Размер шрифта
-
+

Копье Судьбы - стр. 122

– А скажу я то, – подбоченивается адвокат, – шо многие сочли историю про Хазву и Финееса гонивом, но на основании этого «гонива» мой подзащитный обвиняет в своих бедах женщину, и это, между прочим, логика всех сидящих здесь мужчин. Тогда у всех у нас гониво! Все согласны, что женщины предают и подставляют мужчин, а?

– Да, да, да! – кивают, переглядываясь, присяжные.

– Меня супружница вломила…

– Меня сеструха с потрохами сдала, чтоб квартирку отхапать…

– Меня мать родная, мать сдала… – Кухарь истерично всхлипнул.

– Так ты все из дома вынес, утырок, ты же старуху свою избивал!

– Меня лечить надо было! – взвизгивает шнырь. – Наркомания это болезнь!

– Бабы – сучки конченные! – рычит Качан. – Я всю жизнь им мстить буду. Меня одна такая сдала. Выйду – урою! Ей не жить!

– Уж не за то ли, что вы подпоили ее клофелином и изнасиловали?

– Чего? Ты на кого бочки катишь, Соломон? Я не посмотрю, что ты лицо неприкосновенное..

– Ша! – обрывает ссору Гусь. – Адвокат под моей защитой. Пусть хлещется.

Дирижерским жестом адвокат сметает остатки разговоров.

Наступает тишина.

Юрий Соломонович более не грассирует и не использует одесские ужимки.

– Друзья мои, – говорит он проникновенно, – вот мы и пришли к ответу на вопрос, какая сила запирает нас в тюрьмы и держит здесь долгие срока. Женщина. Вражда с нею. Нас засаживают в тюрьмы наши жены, подруги и матери.

– Мать не трогай, Соломон, – чвыкает нажеванной заваркой пахан. – Мать это святое.

– Шо верно, то верно, ваша честь, мать в тюрьме – самое святое, шо только может быть! Ну, ведь, правда же, друзья мои? Кто приходит нас проведывать, кто приносит нам передачи? Мама.
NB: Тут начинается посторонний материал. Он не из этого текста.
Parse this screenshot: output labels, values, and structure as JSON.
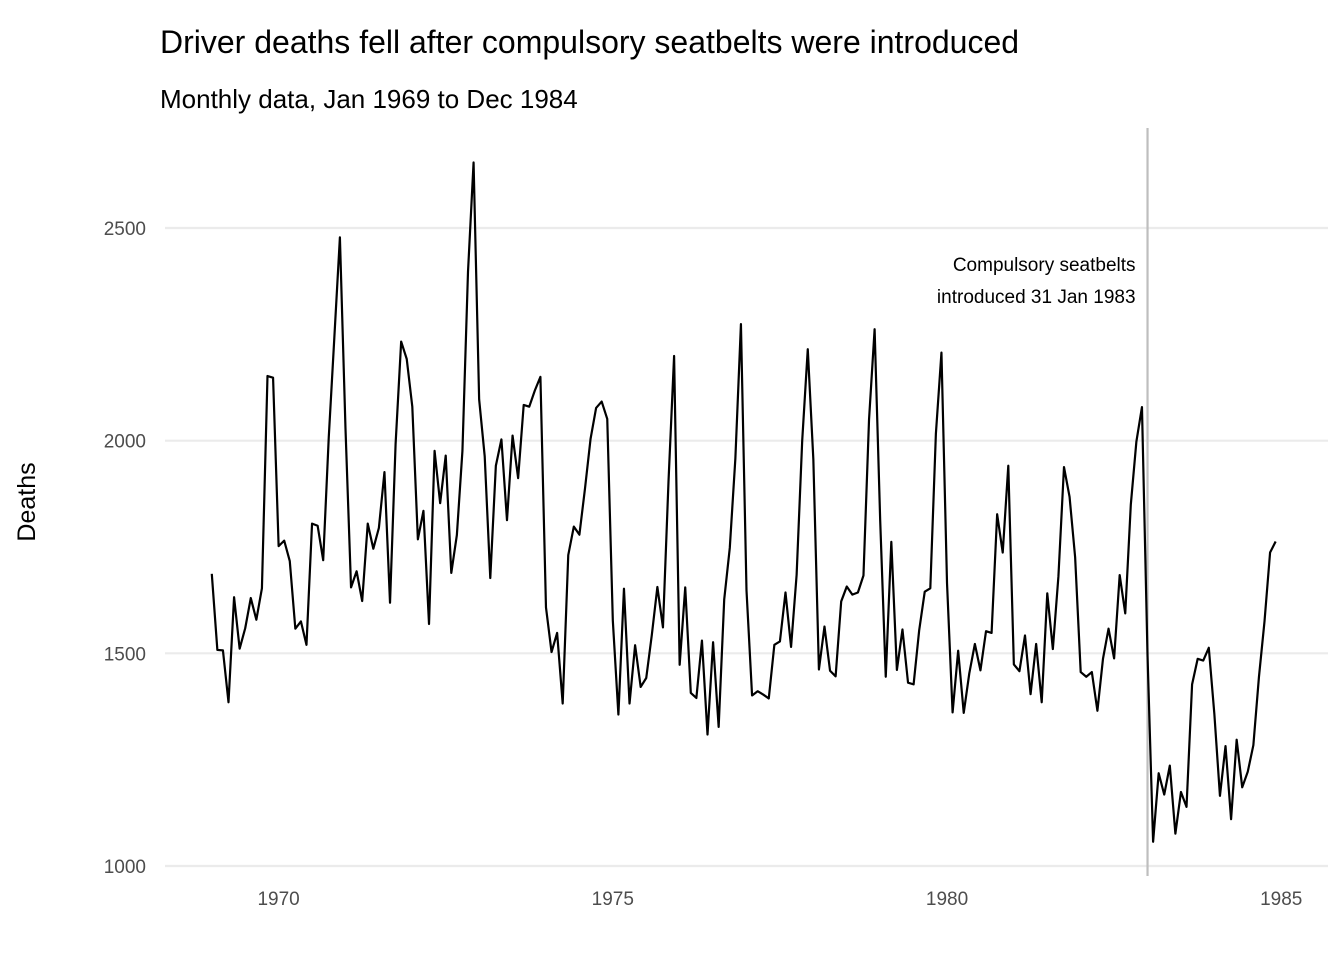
{
  "chart_data": {
    "type": "line",
    "title": "Driver deaths fell after compulsory seatbelts were introduced",
    "subtitle": "Monthly data, Jan 1969 to Dec 1984",
    "xlabel": "",
    "ylabel": "Deaths",
    "xlim": [
      1968.3,
      1985.7
    ],
    "ylim": [
      1000,
      2750
    ],
    "xticks": [
      1970,
      1975,
      1980,
      1985
    ],
    "xtick_labels": [
      "1970",
      "1975",
      "1980",
      "1985"
    ],
    "yticks": [
      1000,
      1500,
      2000,
      2500
    ],
    "ytick_labels": [
      "1000",
      "1500",
      "2000",
      "2500"
    ],
    "grid": "horizontal",
    "legend": "none",
    "annotation": {
      "lines": [
        "Compulsory seatbelts",
        "introduced 31 Jan 1983"
      ],
      "x": 1983.0,
      "y_lines": [
        2415,
        2340
      ]
    },
    "vline": {
      "x": 1983.0,
      "color": "#bebebe"
    },
    "series": [
      {
        "x_start": 1969.0,
        "x_step": 0.08333333,
        "values": [
          1687,
          1508,
          1507,
          1385,
          1632,
          1511,
          1559,
          1630,
          1579,
          1653,
          2152,
          2148,
          1752,
          1765,
          1717,
          1558,
          1575,
          1520,
          1805,
          1800,
          1719,
          2008,
          2242,
          2478,
          2030,
          1655,
          1693,
          1623,
          1805,
          1746,
          1795,
          1926,
          1619,
          1992,
          2233,
          2192,
          2080,
          1768,
          1835,
          1569,
          1976,
          1853,
          1965,
          1689,
          1778,
          1976,
          2397,
          2654,
          2097,
          1963,
          1677,
          1941,
          2003,
          1813,
          2012,
          1912,
          2084,
          2080,
          2118,
          2150,
          1608,
          1503,
          1548,
          1382,
          1731,
          1798,
          1779,
          1887,
          2004,
          2077,
          2092,
          2051,
          1577,
          1356,
          1652,
          1382,
          1519,
          1421,
          1442,
          1543,
          1656,
          1561,
          1905,
          2199,
          1473,
          1655,
          1407,
          1395,
          1530,
          1309,
          1526,
          1327,
          1627,
          1748,
          1958,
          2274,
          1648,
          1401,
          1411,
          1403,
          1394,
          1520,
          1528,
          1643,
          1515,
          1685,
          2000,
          2215,
          1956,
          1462,
          1563,
          1459,
          1446,
          1622,
          1657,
          1638,
          1643,
          1683,
          2050,
          2262,
          1813,
          1445,
          1762,
          1461,
          1556,
          1431,
          1427,
          1554,
          1645,
          1653,
          2016,
          2207,
          1665,
          1361,
          1506,
          1360,
          1453,
          1522,
          1460,
          1552,
          1548,
          1827,
          1737,
          1941,
          1474,
          1458,
          1542,
          1404,
          1522,
          1385,
          1641,
          1510,
          1681,
          1938,
          1868,
          1726,
          1456,
          1445,
          1456,
          1365,
          1487,
          1558,
          1488,
          1684,
          1594,
          1850,
          1998,
          2079,
          1494,
          1057,
          1218,
          1168,
          1236,
          1076,
          1174,
          1139,
          1427,
          1487,
          1483,
          1513,
          1357,
          1165,
          1282,
          1110,
          1297,
          1185,
          1222,
          1284,
          1444,
          1575,
          1737,
          1763
        ]
      }
    ]
  }
}
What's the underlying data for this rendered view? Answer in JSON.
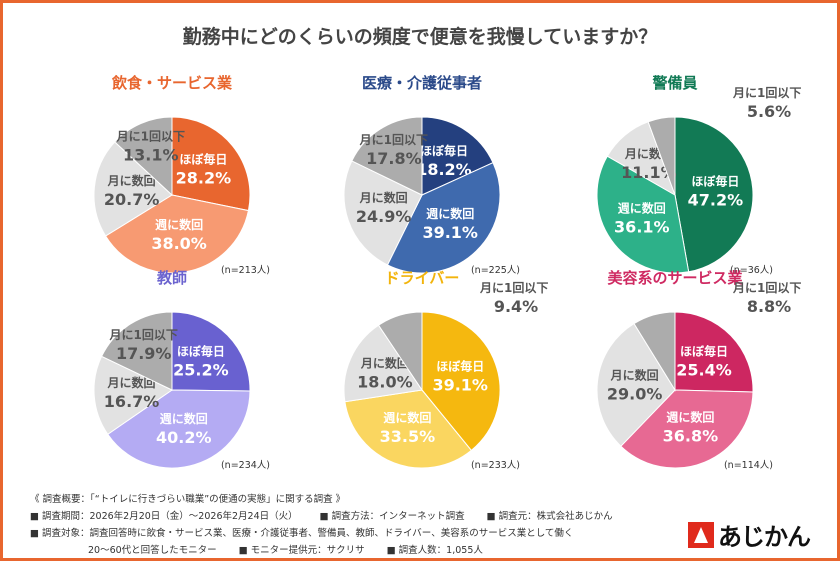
{
  "title": "勤務中にどのくらいの頻度で便意を我慢していますか？",
  "chart_data": [
    {
      "type": "pie",
      "title": "飲食・サービス業",
      "color": "#e8662f",
      "n_label": "(n=213人)",
      "categories": [
        "ほぼ毎日",
        "週に数回",
        "月に数回",
        "月に1回以下"
      ],
      "values": [
        28.2,
        38.0,
        20.7,
        13.1
      ],
      "colors": [
        "#e8662f",
        "#f79a72",
        "#e2e2e2",
        "#acacac"
      ]
    },
    {
      "type": "pie",
      "title": "医療・介護従事者",
      "color": "#2b4a8a",
      "n_label": "(n=225人)",
      "categories": [
        "ほぼ毎日",
        "週に数回",
        "月に数回",
        "月に1回以下"
      ],
      "values": [
        18.2,
        39.1,
        24.9,
        17.8
      ],
      "colors": [
        "#24407f",
        "#3f6aae",
        "#e2e2e2",
        "#acacac"
      ]
    },
    {
      "type": "pie",
      "title": "警備員",
      "color": "#117a55",
      "n_label": "(n=36人)",
      "categories": [
        "ほぼ毎日",
        "週に数回",
        "月に数回",
        "月に1回以下"
      ],
      "values": [
        47.2,
        36.1,
        11.1,
        5.6
      ],
      "colors": [
        "#127a55",
        "#2db189",
        "#e2e2e2",
        "#acacac"
      ]
    },
    {
      "type": "pie",
      "title": "教師",
      "color": "#6b63cf",
      "n_label": "(n=234人)",
      "categories": [
        "ほぼ毎日",
        "週に数回",
        "月に数回",
        "月に1回以下"
      ],
      "values": [
        25.2,
        40.2,
        16.7,
        17.9
      ],
      "colors": [
        "#6961d0",
        "#b4abf3",
        "#e2e2e2",
        "#acacac"
      ]
    },
    {
      "type": "pie",
      "title": "ドライバー",
      "color": "#f2b40c",
      "n_label": "(n=233人)",
      "categories": [
        "ほぼ毎日",
        "週に数回",
        "月に数回",
        "月に1回以下"
      ],
      "values": [
        39.1,
        33.5,
        18.0,
        9.4
      ],
      "colors": [
        "#f5b80f",
        "#fad660",
        "#e2e2e2",
        "#acacac"
      ]
    },
    {
      "type": "pie",
      "title": "美容系のサービス業",
      "color": "#cf2a62",
      "n_label": "(n=114人)",
      "categories": [
        "ほぼ毎日",
        "週に数回",
        "月に数回",
        "月に1回以下"
      ],
      "values": [
        25.4,
        36.8,
        29.0,
        8.8
      ],
      "colors": [
        "#cd2761",
        "#e76993",
        "#e2e2e2",
        "#acacac"
      ]
    }
  ],
  "footer": {
    "heading": "《 調査概要：「“トイレに行きづらい職業”の便通の実態」に関する調査 》",
    "period": "■ 調査期間：2026年2月20日（金）～2026年2月24日（火）",
    "method": "■ 調査方法：インターネット調査",
    "source": "■ 調査元：株式会社あじかん",
    "target": "■ 調査対象：調査回答時に飲食・サービス業、医療・介護従事者、警備員、教師、ドライバー、美容系のサービス業として働く",
    "target2": "20～60代と回答したモニター",
    "provider": "■ モニター提供元：サクリサ",
    "count": "■ 調査人数：1,055人"
  },
  "logo": "あじかん"
}
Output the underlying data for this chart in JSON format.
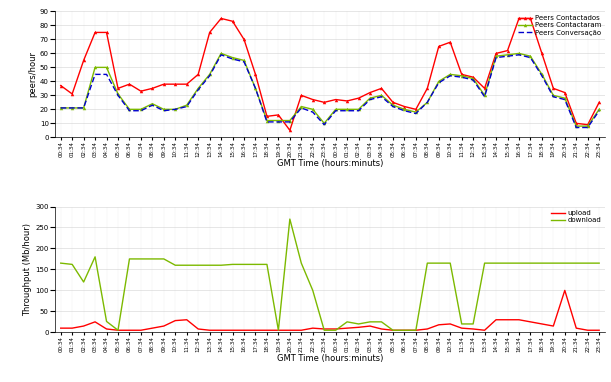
{
  "top_xlabel": "GMT Time (hours:minuts)",
  "top_ylabel": "peers/hour",
  "bottom_xlabel": "GMT Time (hours:minuts)",
  "bottom_ylabel": "Throughput (Mb/hour)",
  "x_labels": [
    "00:34",
    "01:34",
    "02:34",
    "03:34",
    "04:34",
    "05:34",
    "06:34",
    "07:34",
    "08:34",
    "09:34",
    "10:34",
    "11:34",
    "12:34",
    "13:34",
    "14:34",
    "15:34",
    "16:34",
    "17:34",
    "18:34",
    "19:34",
    "20:34",
    "21:34",
    "22:34",
    "23:34",
    "00:34",
    "01:34",
    "02:34",
    "03:34",
    "04:34",
    "05:34",
    "06:34",
    "07:34",
    "08:34",
    "09:34",
    "10:34",
    "11:34",
    "12:34",
    "13:34",
    "14:34",
    "15:34",
    "16:34",
    "17:34",
    "18:34",
    "19:34",
    "20:34",
    "21:34",
    "22:34",
    "23:34"
  ],
  "peers_contactados": [
    37,
    31,
    55,
    75,
    75,
    35,
    38,
    33,
    35,
    38,
    38,
    38,
    45,
    75,
    85,
    83,
    70,
    45,
    15,
    16,
    5,
    30,
    27,
    25,
    27,
    26,
    28,
    32,
    35,
    25,
    22,
    20,
    35,
    65,
    68,
    45,
    43,
    35,
    60,
    62,
    85,
    85,
    60,
    35,
    32,
    10,
    9,
    25
  ],
  "peers_contactaram": [
    21,
    21,
    21,
    50,
    50,
    31,
    20,
    20,
    24,
    20,
    20,
    23,
    35,
    45,
    60,
    57,
    55,
    35,
    12,
    12,
    12,
    22,
    20,
    10,
    20,
    20,
    20,
    28,
    30,
    23,
    20,
    18,
    25,
    40,
    45,
    44,
    42,
    30,
    58,
    59,
    60,
    58,
    45,
    30,
    28,
    8,
    8,
    20
  ],
  "peers_conversacao": [
    21,
    21,
    21,
    45,
    45,
    30,
    19,
    19,
    23,
    19,
    20,
    22,
    34,
    44,
    59,
    56,
    54,
    35,
    11,
    11,
    11,
    21,
    18,
    9,
    19,
    19,
    19,
    27,
    29,
    22,
    19,
    17,
    25,
    39,
    44,
    43,
    41,
    29,
    57,
    58,
    59,
    57,
    44,
    29,
    27,
    7,
    7,
    19
  ],
  "upload": [
    10,
    10,
    15,
    25,
    8,
    5,
    5,
    5,
    10,
    15,
    28,
    30,
    8,
    5,
    5,
    5,
    5,
    5,
    5,
    5,
    5,
    5,
    10,
    8,
    8,
    10,
    12,
    15,
    8,
    5,
    5,
    5,
    8,
    18,
    20,
    10,
    8,
    5,
    30,
    30,
    30,
    25,
    20,
    15,
    100,
    10,
    5,
    5
  ],
  "download": [
    165,
    162,
    120,
    180,
    26,
    5,
    175,
    175,
    175,
    175,
    160,
    160,
    160,
    160,
    160,
    162,
    162,
    162,
    162,
    5,
    270,
    165,
    100,
    5,
    5,
    25,
    20,
    25,
    25,
    5,
    5,
    5,
    165,
    165,
    165,
    20,
    20,
    165,
    165,
    165,
    165,
    165,
    165,
    165,
    165,
    165,
    165,
    165
  ],
  "peers_ylim": [
    0,
    90
  ],
  "peers_yticks": [
    0,
    10,
    20,
    30,
    40,
    50,
    60,
    70,
    80,
    90
  ],
  "throughput_ylim": [
    0,
    300
  ],
  "throughput_yticks": [
    0,
    50,
    100,
    150,
    200,
    250,
    300
  ],
  "top_legend": [
    "Peers Contactados",
    "Peers Contactaram",
    "Peers Conversação"
  ],
  "bottom_legend": [
    "upload",
    "download"
  ],
  "red_color": "#ff0000",
  "green_color": "#7cb900",
  "blue_dashed_color": "#0000cd",
  "bg_color": "#ffffff"
}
Верно? («Ве-е-е-рно», – растроганно тянет камера). Мама, мама, я плачу твоими слезами! – Юрий Соломонович снимает очки и протирает глаза кулачком, но тут же строжает. – Но мать тоже женщина и она тоже мстит нам, мужчинам, за скотское к себе отношение. Вы спросите как? Часто – совершенно бессознательно. Ну, например, после родов молодая мама лишает мужа секса и переносит свою любовь на новорожденное дитя, особенно если у нее родился мальчик. Муж начинает беситься, пьянствовать, куролесить и ходить налево. Далее следует – что? – развод.

– Все в масть, Соломон, я один был у матери, – кивает Рубленый. – Батя свинтил, как только я родился. Найти хочу его и в бубен настучать.

– Нас батя тоже бросил из-за крали одной…

– Мой умер, спился…

– Мой с мамкой дрался, не выдержал, ушел. Я его не обвиняю.

– А я обвиняю! – перекрикивает общий гвалт Качан. – Меня батя ни разу не проведал, алименты не платил, мать в трех местах уборщицей работала, мы с хлеба на воду перебивались.